Türkiye ile Rusya Federasyonu arasında önce askeri açıdan patlak veren hemen ardından da diplomatik, siyasi ve ekonomik bakımlardan devam eden kriz, her iki ülkenin de toplumlarının birbirleriyle olan medeni-sosyal ilişkilerine mercek tutulmasına ve buradan doğru çok boyutlu tartışmaların yürütülmesini beraberinde getirdi. Hâlihazırda haftalardır bu bağlamda bitmek bilmeyen münakaşa konularında özellikle vurgu yapılıp öne çıkan; iki toplumun da geride kalan çeyrek asırlık zaman dilimi boyunca başta evlilikler üzerinden olmak üzere toplumsal açıdan “müthiş”, “muazzam”, “olağanüstü” derecede iç içe geçtiği, kaynaştığı noktası oldu. Söz konusu bakış açısının temel olarak üç hipotezi vardı Bunlar sırasıyla: Birincisi; hem Türkiye’de olsun hem de Rusya’da; iki taraf arasında gerçekleşen ve sayıları şimdiden iki yüz bine yaklaştığı varsayılan evlilikler yoluyla artık her iki tarafın da bağları ayrılamayacak, kopamayacak kadar girift hale gelmişti. İkincisi; başta turistik olmak üzere, iktisadi-ticari, eğitimsel ve sosyal maksatlarla iki ülke arasında karşılıklı gidiş gelişler sayesinde Türkiyeliler ile Rusyalılar birbirlerini gerçek anlamda olabildiğince derinlemesine ve kitlesel olarak tanıma, anlama sürecine girmişlerdi. Üçüncü ve son olanı ise gerek Türkiye’de yerleşik düzene geçmiş Ruslar, gerekse de yıllardır Rusya’da düzenli ikamet etmekte olan Türkler vasıtasıyla Rusya ve Türkiye arasında çok ciddi-kapsamlı, yoğun sosyal-kültürel-insani köprüler kurulmuştu, ortaklıklar oluşmuştu, vs.  Bu yazıda söz konusu varsayımların ne derece gerçek ve ayakları yere basan temelli saptamalar olduklarını masaya yatırıp bunları kısaca da olsa analiz etmeye gayret edeceğiz.   

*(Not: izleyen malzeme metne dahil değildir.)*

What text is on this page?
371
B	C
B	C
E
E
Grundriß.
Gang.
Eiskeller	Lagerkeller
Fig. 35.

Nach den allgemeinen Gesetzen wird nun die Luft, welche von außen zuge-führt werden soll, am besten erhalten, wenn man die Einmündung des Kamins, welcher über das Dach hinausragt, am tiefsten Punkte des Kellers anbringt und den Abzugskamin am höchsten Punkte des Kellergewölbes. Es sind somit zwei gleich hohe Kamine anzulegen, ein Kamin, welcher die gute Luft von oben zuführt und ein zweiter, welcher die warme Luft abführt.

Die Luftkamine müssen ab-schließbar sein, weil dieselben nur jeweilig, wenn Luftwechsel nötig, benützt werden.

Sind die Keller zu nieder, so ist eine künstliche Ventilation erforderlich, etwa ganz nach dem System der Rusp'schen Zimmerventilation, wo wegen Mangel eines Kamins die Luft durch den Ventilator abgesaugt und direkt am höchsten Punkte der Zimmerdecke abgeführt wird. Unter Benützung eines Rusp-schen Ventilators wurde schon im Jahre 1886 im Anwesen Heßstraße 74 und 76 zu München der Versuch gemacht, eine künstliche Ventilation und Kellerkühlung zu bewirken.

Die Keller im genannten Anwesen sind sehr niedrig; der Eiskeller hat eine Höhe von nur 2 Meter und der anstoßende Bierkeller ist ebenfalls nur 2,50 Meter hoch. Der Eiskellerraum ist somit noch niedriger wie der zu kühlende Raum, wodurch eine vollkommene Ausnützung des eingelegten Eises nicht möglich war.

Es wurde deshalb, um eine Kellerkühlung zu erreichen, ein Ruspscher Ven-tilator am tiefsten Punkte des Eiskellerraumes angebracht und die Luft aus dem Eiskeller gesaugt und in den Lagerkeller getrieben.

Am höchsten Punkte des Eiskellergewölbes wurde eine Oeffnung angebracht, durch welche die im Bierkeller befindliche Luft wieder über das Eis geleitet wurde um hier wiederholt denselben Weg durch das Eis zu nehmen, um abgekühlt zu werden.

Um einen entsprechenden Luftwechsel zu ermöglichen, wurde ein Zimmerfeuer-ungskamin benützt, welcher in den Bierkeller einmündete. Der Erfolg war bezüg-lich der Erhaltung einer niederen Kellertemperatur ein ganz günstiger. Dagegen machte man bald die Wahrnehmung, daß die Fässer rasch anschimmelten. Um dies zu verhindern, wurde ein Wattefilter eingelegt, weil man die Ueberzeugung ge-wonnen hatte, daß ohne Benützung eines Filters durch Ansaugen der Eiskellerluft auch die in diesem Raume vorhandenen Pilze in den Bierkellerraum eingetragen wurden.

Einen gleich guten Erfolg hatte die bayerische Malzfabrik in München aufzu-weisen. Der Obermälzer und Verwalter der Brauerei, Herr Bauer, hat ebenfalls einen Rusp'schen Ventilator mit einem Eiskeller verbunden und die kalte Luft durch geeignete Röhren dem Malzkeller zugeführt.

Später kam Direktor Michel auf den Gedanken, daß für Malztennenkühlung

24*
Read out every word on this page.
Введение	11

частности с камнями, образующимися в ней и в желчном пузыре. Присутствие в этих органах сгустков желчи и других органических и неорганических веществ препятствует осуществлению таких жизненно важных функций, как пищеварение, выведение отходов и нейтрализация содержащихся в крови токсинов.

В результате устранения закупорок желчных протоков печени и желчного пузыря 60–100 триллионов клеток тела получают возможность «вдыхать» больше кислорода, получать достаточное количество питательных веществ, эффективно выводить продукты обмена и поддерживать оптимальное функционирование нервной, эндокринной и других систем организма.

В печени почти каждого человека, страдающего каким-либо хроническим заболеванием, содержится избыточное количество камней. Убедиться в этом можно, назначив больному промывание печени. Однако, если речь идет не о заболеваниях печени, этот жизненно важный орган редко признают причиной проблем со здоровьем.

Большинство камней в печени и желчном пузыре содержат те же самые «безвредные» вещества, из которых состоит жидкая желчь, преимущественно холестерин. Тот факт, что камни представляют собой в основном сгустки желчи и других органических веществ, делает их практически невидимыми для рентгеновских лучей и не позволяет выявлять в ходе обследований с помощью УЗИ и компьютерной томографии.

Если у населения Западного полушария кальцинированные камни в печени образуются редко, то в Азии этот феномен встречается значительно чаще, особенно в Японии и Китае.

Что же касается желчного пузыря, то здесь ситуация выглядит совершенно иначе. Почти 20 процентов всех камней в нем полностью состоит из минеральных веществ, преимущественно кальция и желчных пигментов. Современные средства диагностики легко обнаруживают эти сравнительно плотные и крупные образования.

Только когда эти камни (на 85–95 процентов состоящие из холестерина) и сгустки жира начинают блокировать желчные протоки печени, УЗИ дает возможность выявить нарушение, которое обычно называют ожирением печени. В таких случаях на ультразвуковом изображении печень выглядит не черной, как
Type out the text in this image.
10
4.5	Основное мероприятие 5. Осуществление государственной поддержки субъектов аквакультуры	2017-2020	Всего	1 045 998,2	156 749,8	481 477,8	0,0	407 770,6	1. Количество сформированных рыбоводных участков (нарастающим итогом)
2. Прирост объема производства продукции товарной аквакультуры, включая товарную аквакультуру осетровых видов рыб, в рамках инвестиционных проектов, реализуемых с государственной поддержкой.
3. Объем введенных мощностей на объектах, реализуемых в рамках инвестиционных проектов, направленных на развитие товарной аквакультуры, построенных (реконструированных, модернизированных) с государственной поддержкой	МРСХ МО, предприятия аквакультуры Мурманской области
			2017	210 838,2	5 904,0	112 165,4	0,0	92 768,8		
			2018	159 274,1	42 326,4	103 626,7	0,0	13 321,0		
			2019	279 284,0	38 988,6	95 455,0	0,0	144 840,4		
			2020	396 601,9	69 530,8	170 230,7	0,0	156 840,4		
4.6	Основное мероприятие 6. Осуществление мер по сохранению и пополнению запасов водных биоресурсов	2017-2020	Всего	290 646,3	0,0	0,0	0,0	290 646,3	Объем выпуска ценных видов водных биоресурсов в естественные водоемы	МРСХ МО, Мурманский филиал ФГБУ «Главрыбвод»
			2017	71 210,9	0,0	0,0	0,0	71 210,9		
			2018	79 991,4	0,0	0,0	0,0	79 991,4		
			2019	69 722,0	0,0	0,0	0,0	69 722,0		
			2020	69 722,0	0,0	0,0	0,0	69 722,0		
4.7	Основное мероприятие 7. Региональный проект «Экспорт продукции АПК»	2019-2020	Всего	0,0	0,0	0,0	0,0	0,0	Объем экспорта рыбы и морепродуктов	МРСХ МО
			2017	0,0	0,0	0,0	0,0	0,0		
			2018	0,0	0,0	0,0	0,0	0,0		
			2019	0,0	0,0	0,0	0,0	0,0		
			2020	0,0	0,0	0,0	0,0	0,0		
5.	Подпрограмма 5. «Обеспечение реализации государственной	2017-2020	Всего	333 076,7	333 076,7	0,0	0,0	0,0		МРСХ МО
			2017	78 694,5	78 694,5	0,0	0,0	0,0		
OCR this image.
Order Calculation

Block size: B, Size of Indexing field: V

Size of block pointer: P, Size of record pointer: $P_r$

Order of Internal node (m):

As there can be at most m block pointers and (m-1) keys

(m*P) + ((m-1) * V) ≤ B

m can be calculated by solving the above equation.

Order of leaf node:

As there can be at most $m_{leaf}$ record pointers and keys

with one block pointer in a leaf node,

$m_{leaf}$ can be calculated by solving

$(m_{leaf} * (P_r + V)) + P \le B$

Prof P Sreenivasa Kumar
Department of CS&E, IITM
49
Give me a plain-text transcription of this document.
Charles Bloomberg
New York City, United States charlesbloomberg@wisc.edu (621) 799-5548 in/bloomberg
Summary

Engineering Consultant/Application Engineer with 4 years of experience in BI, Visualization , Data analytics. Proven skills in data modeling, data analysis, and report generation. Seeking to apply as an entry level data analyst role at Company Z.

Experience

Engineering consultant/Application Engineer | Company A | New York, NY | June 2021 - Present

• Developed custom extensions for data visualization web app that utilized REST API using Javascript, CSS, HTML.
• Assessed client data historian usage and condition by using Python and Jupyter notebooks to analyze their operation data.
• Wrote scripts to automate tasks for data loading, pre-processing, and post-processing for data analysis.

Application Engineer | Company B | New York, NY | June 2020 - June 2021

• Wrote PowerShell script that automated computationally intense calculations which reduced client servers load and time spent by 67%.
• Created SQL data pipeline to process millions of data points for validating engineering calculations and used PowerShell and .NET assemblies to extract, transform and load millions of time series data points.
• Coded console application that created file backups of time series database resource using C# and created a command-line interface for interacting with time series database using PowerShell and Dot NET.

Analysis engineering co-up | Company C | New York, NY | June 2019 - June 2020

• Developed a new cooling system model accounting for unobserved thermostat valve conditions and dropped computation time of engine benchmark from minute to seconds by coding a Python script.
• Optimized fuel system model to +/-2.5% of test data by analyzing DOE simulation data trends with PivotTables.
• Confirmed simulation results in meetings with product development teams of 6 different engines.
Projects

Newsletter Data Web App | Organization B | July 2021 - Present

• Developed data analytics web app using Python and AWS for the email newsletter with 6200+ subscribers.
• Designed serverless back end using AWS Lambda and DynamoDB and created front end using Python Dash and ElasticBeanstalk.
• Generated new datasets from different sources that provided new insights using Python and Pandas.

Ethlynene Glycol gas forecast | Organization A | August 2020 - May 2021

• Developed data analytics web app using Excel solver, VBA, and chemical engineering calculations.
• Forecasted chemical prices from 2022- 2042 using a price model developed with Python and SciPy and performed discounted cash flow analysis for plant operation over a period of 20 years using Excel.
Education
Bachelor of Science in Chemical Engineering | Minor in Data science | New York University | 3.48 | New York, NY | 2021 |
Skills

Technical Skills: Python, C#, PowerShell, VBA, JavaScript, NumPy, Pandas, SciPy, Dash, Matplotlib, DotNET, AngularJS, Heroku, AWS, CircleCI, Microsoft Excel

EVLİLİKLERİN BÜTÜNÜNE YAKINI TEK TARAFLI

Rusya ve Türkiye toplumları arasında gerçekleşmiş evliliklerin en bariz yanını oluşturmasına ve adeta ‘kral çıplak’ misali deşifre edilesi yanını teşkil etmesine rağmen bugüne kadar her nedense iki toplumun da fikirsel açıdan özgür olmayan / aşağılık kompleksli kamuoylarının bir türlü ve kolay kolay dile getiremedikleri husus; mevcut karma evliliklerin taraflarının, ne büyük tesadüftür ki, neredeyse tamamen tek millete dayalı oluşudur. Hem Antalya merkez olmak kaydıyla Türkiye’de hem de Rusya’da, Rus-Türk ailelerinin tamamına yakınında kadın taraf Rus iken, erkek taraf Türkiye kökenlidir. Bunun böyle olmasında Türkiye cephesi sosyo-seksüel nedenler ve kronik cinsel kriz ile Rusya cephesi ise SSCB sonrası eril kimliğinin cinsi-toplumsal ve maddi-moral rollerindeki zayıflama etmenler dizisi ile izah edilebilse de kuşkusuz ki bu bir başka teferruatlı makalenin muhtevasını oluşturuyor (Karşıt eşeyler arası sosyo-cinsel rekabet şartlarının – “Rekabet Kuramı” - Türkiye’de kadınlar, Rusya’da / Rus dünyasında ise erkekler lehine olması hali…). Bir yandan her iki ülkenin belirli bir cinsiyet tarafının, karşıt cinsi taraftan cinsel ve maddi ağırlıklı pragmatist beklenti güdülerinin var olan evliliklerin temel harcı olması gerçeği ortada duruyor. Bir diğer yandan, iki toplum etnik olarak tek taraflı karışaduruyor, Rusyalı erkekler ile Türkiyeli kadınlar arasındaki “soğuk savaş” devam ederken; bu şekilde aile birleşimleri de haliyle yok denecek kadar az. Kısacası, sayısı-miktarı ve yaygınlığından bütünüyle bağımsız olarak; etnik, ailevi ve sosyal açıdan iç içe girmişlik ve karışmışlık çok büyük oranda tek yönlü olmak bir yana, dengeli ve tabii değildir; çok boyutlu toplumsal dinamiklere dayanmamaktadır. Herhangi 2 toplumun ailevi birleşmeler üzerinden hakiki manada karışması ancak karşılıklı kız-erkek alıp verilmesiyle olanaklıdır.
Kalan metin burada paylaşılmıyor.